I got c pox at 15 I must have been exposed hundreds of times, its not that if the germ is in the air your going to get it, its about the condition of the body at the time of exposure.

joyfuleyes Thu 18-Dec-08 11:25:50

YNBU

My daughter was exposed (proper close contact) four times in 18 months before she finally caught chicken pox - if I quarantined her every time (21 days each time) that would have meant 12 weeks of staying in for no reason. I'm sure school wouldn't have been happy to have her absent 'just in case'.

When she eventually caught it (& I have no idea where from because I don't know anyone else who had it at a similar time) I didn't take her out until all the spots scabbed over, but tbh I'm not sure how much good it does because they are most infectious for the two days before the rash starts. I contacted everyone she'd had close contact with in those two days, but there isn't much more you can do.

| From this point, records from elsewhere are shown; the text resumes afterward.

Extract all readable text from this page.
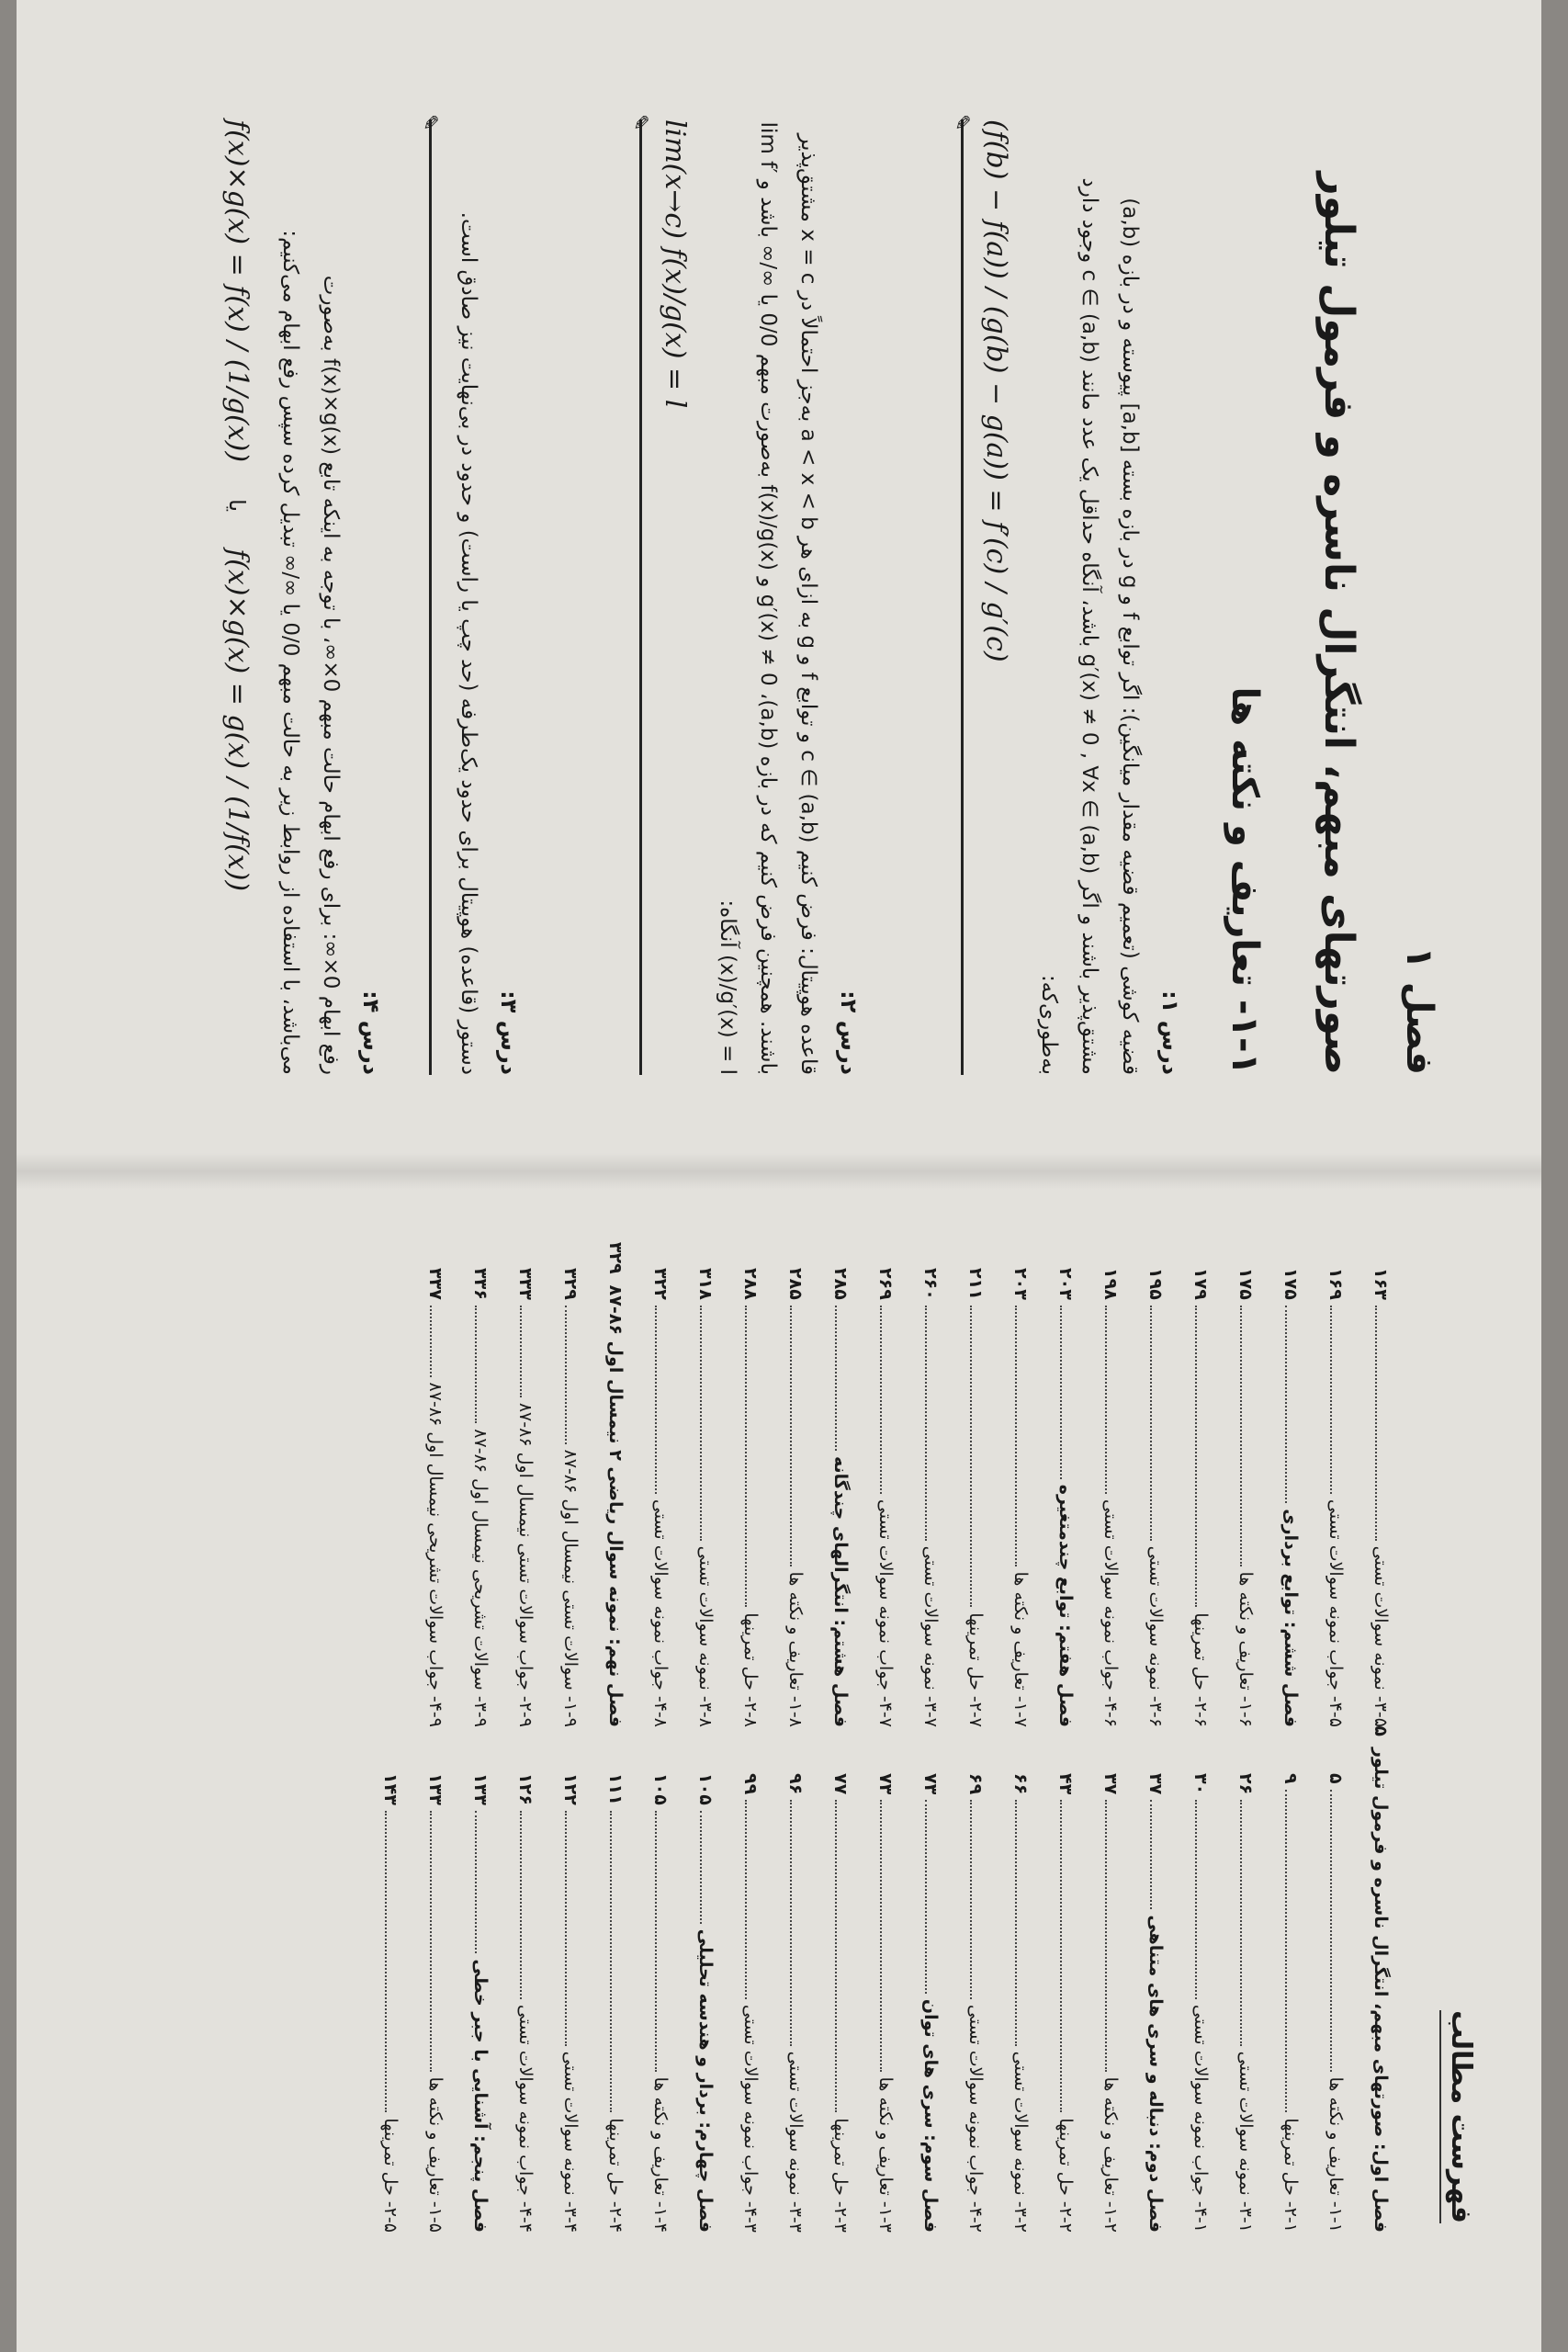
فصل ۱
صورتهای مبهم، انتگرال ناسره و فرمول تیلور
۱-۱- تعاریف و نکته ها
درس ۱:
قضیه کوشی (تعمیم قضیه مقدار میانگین): اگر توابع f و g در بازه بسته [a,b] پیوسته و در بازه (a,b) مشتق‌پذیر باشند و اگر g′(x) ≠ 0 , ∀x ∈ (a,b) باشد، آنگاه حداقل یک عدد مانند c ∈ (a,b) وجود دارد به‌طوری‌که:
(f(b) − f(a)) / (g(b) − g(a)) = f′(c) / g′(c)
✎
درس ۲:
قاعده هوپیتال: فرض کنیم c ∈ (a,b) و توابع f و g به ازای هر a < x < b به‌جز احتمالاً در x = c مشتق‌پذیر باشند. همچنین فرض کنیم که در بازه (a,b)، g′(x) ≠ 0 و f(x)/g(x) به‌صورت مبهم 0/0 یا ∞/∞ باشد و lim f′(x)/g′(x) = l آنگاه:
lim(x→c) f(x)/g(x) = l
✎
درس ۳:
دستور (قاعده) هوپیتال برای حدود یک‌طرفه (حد چپ یا راست) و حدود در بی‌نهایت نیز صادق است.
✎
درس ۴:
رفع ابهام 0×∞: برای رفع ابهام حالت مبهم 0×∞، با توجه به اینکه تابع f(x)×g(x) به‌صورت
می‌باشد، با استفاده از روابط زیر به حالت مبهم 0/0 یا ∞/∞ تبدیل کرده سپس رفع ابهام می‌کنیم:
f(x)×g(x) = f(x) / (1/g(x))
یا
f(x)×g(x) = g(x) / (1/f(x))
فهرست مطالب
فصل اول: صورتهای مبهم، انتگرال ناسره و فرمول تیلور
۵
۱-۱- تعاریف و نکته ها
۵
۲-۱- حل تمرینها
۹
۳-۱- نمونه سوالات تستی
۲۶
۴-۱- جواب نمونه سوالات تستی
۳۰
فصل دوم: دنباله و سری های متناهی
۳۷
۱-۲- تعاریف و نکته ها
۳۷
۲-۲- حل تمرینها
۴۳
۳-۲- نمونه سوالات تستی
۶۶
۴-۲- جواب نمونه سوالات تستی
۶۹
فصل سوم: سری های توان
۷۳
۱-۳- تعاریف و نکته ها
۷۳
۲-۳- حل تمرینها
۷۷
۳-۳- نمونه سوالات تستی
۹۶
۴-۳- جواب نمونه سوالات تستی
۹۹
فصل چهارم: بردار و هندسه تحلیلی
۱۰۵
۱-۴- تعاریف و نکته ها
۱۰۵
۲-۴- حل تمرینها
۱۱۱
۳-۴- نمونه سوالات تستی
۱۲۲
۴-۴- جواب نمونه سوالات تستی
۱۲۶
فصل پنجم: آشنایی با جبر خطی
۱۳۳
۱-۵- تعاریف و نکته ها
۱۳۳
۲-۵- حل تمرینها
۱۴۳
۳-۵- نمونه سوالات تستی
۱۶۳
۴-۵- جواب نمونه سوالات تستی
۱۶۹
فصل ششم: توابع برداری
۱۷۵
۱-۶- تعاریف و نکته ها
۱۷۵
۲-۶- حل تمرینها
۱۷۹
۳-۶- نمونه سوالات تستی
۱۹۵
۴-۶- جواب نمونه سوالات تستی
۱۹۸
فصل هفتم: توابع چندمتغیره
۲۰۳
۱-۷- تعاریف و نکته ها
۲۰۳
۲-۷- حل تمرینها
۲۱۱
۳-۷- نمونه سوالات تستی
۲۶۰
۴-۷- جواب نمونه سوالات تستی
۲۶۹
فصل هشتم: انتگرالهای چندگانه
۲۸۵
۱-۸- تعاریف و نکته ها
۲۸۵
۲-۸- حل تمرینها
۲۸۸
۳-۸- نمونه سوالات تستی
۳۱۸
۴-۸- جواب نمونه سوالات تستی
۳۲۲
فصل نهم: نمونه سوال ریاضی ۲ نیمسال اول ۸۶-۸۷
۳۲۹
۱-۹- سوالات تستی نیمسال اول ۸۶-۸۷
۳۲۹
۲-۹- جواب سوالات تستی نیمسال اول ۸۶-۸۷
۳۳۳
۳-۹- سوالات تشریحی نیمسال اول ۸۶-۸۷
۳۳۶
۴-۹- جواب سوالات تشریحی نیمسال اول ۸۶-۸۷
۳۳۷
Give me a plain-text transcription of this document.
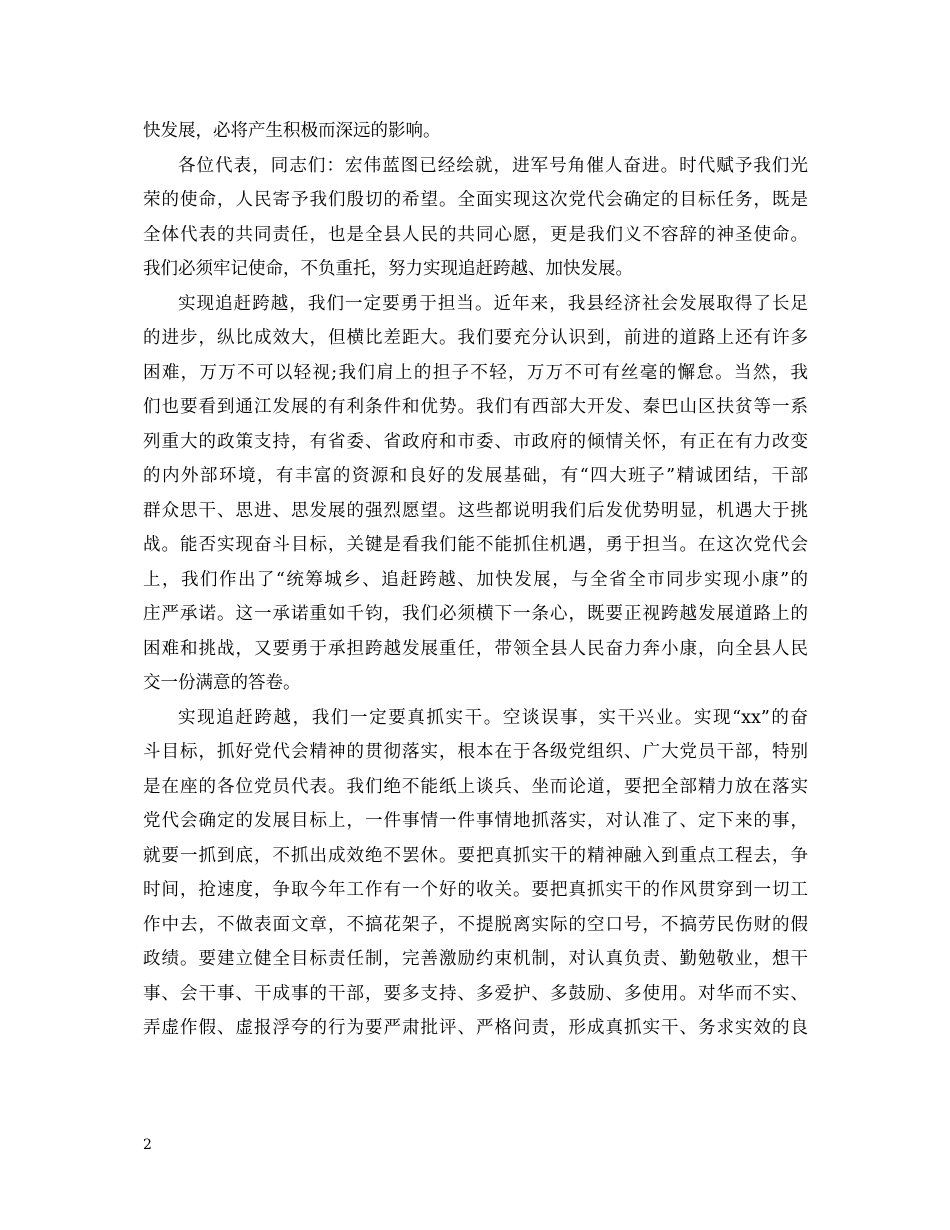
快发展，必将产生积极而深远的影响。
各位代表，同志们：宏伟蓝图已经绘就，进军号角催人奋进。时代赋予我们光
荣的使命，人民寄予我们殷切的希望。全面实现这次党代会确定的目标任务，既是
全体代表的共同责任，也是全县人民的共同心愿，更是我们义不容辞的神圣使命。
我们必须牢记使命，不负重托，努力实现追赶跨越、加快发展。
实现追赶跨越，我们一定要勇于担当。近年来，我县经济社会发展取得了长足
的进步，纵比成效大，但横比差距大。我们要充分认识到，前进的道路上还有许多
困难，万万不可以轻视;我们肩上的担子不轻，万万不可有丝毫的懈怠。当然，我
们也要看到通江发展的有利条件和优势。我们有西部大开发、秦巴山区扶贫等一系
列重大的政策支持，有省委、省政府和市委、市政府的倾情关怀，有正在有力改变
的内外部环境，有丰富的资源和良好的发展基础，有“四大班子”精诚团结，干部
群众思干、思进、思发展的强烈愿望。这些都说明我们后发优势明显，机遇大于挑
战。能否实现奋斗目标，关键是看我们能不能抓住机遇，勇于担当。在这次党代会
上，我们作出了“统筹城乡、追赶跨越、加快发展，与全省全市同步实现小康”的
庄严承诺。这一承诺重如千钧，我们必须横下一条心，既要正视跨越发展道路上的
困难和挑战，又要勇于承担跨越发展重任，带领全县人民奋力奔小康，向全县人民
交一份满意的答卷。
实现追赶跨越，我们一定要真抓实干。空谈误事，实干兴业。实现“xx”的奋
斗目标，抓好党代会精神的贯彻落实，根本在于各级党组织、广大党员干部，特别
是在座的各位党员代表。我们绝不能纸上谈兵、坐而论道，要把全部精力放在落实
党代会确定的发展目标上，一件事情一件事情地抓落实，对认准了、定下来的事，
就要一抓到底，不抓出成效绝不罢休。要把真抓实干的精神融入到重点工程去，争
时间，抢速度，争取今年工作有一个好的收关。要把真抓实干的作风贯穿到一切工
作中去，不做表面文章，不搞花架子，不提脱离实际的空口号，不搞劳民伤财的假
政绩。要建立健全目标责任制，完善激励约束机制，对认真负责、勤勉敬业，想干
事、会干事、干成事的干部，要多支持、多爱护、多鼓励、多使用。对华而不实、
弄虚作假、虚报浮夸的行为要严肃批评、严格问责，形成真抓实干、务求实效的良
2
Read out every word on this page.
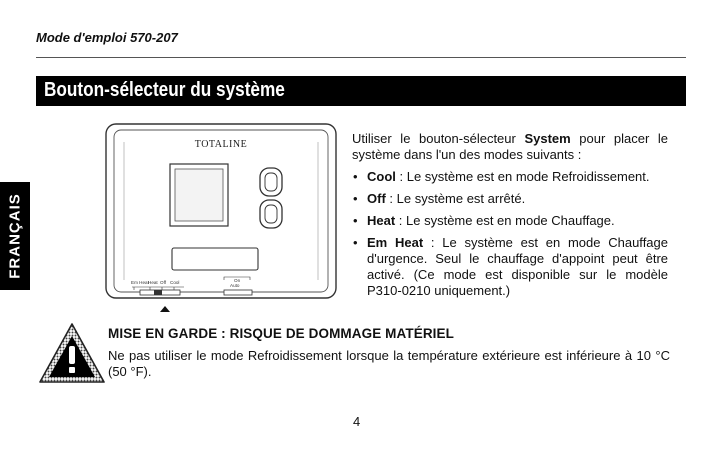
Mode d'emploi 570-207
Bouton-sélecteur du système
FRANÇAIS
TOTALINE
Em Heat Heat Off Cool	On
Auto

Utiliser le bouton-sélecteur System pour placer le système dans l'un des modes suivants :

• Cool : Le système est en mode Refroidissement.
• Off : Le système est arrêté.
• Heat : Le système est en mode Chauffage.
• Em Heat : Le système est en mode Chauffage d'urgence. Seul le chauffage d'appoint peut être activé. (Ce mode est disponible sur le modèle P310-0210 uniquement.)
MISE EN GARDE : RISQUE DE DOMMAGE MATÉRIEL
Ne pas utiliser le mode Refroidissement lorsque la température extérieure est inférieure à 10 °C (50 °F).
4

cory Thu 18-Dec-08 11:28:51

My dd was exposed to chickenpox a dozen times during childhool- finally came down with it aged 10.

MoominMymbleandMy Thu 18-Dec-08 23:53:05

It cost the NHS around one thousand pounds to inject me with immunoglobulin because I had been exposed to a child about to go down with chicken pox while I was in the early stages of pregnancy.

It can cause similar birth defects to Rubella: blindness, deafness, brain damage etc.

And, it is most damaging in early pregnancy, when you can't tell and steer your child away.

Yes, being stuck indoors is a pain but think it through.

At least with my nephew, my in-laws knew I was pregnant and could alert me immediately his symptoms developed. The GP took it seriously enough to run blood tests and get immunoglobulin couriered from our local hospital straightaway.

But how do you alert a stranger?

wrapstar Thu 18-Dec-08 23:58:08

I'm sorry you had to have treatment Moomin, but seriously, if all children who had met another child with chickenpox had to stay in for three weeks, then half the kids in britain would spend months and months of their lives (maybe years!) in quarantine, and adults would have to take months off work - all just in case they happened to be near a newly pregnant woman in the two days they might be invisibly infected. It makes no sense.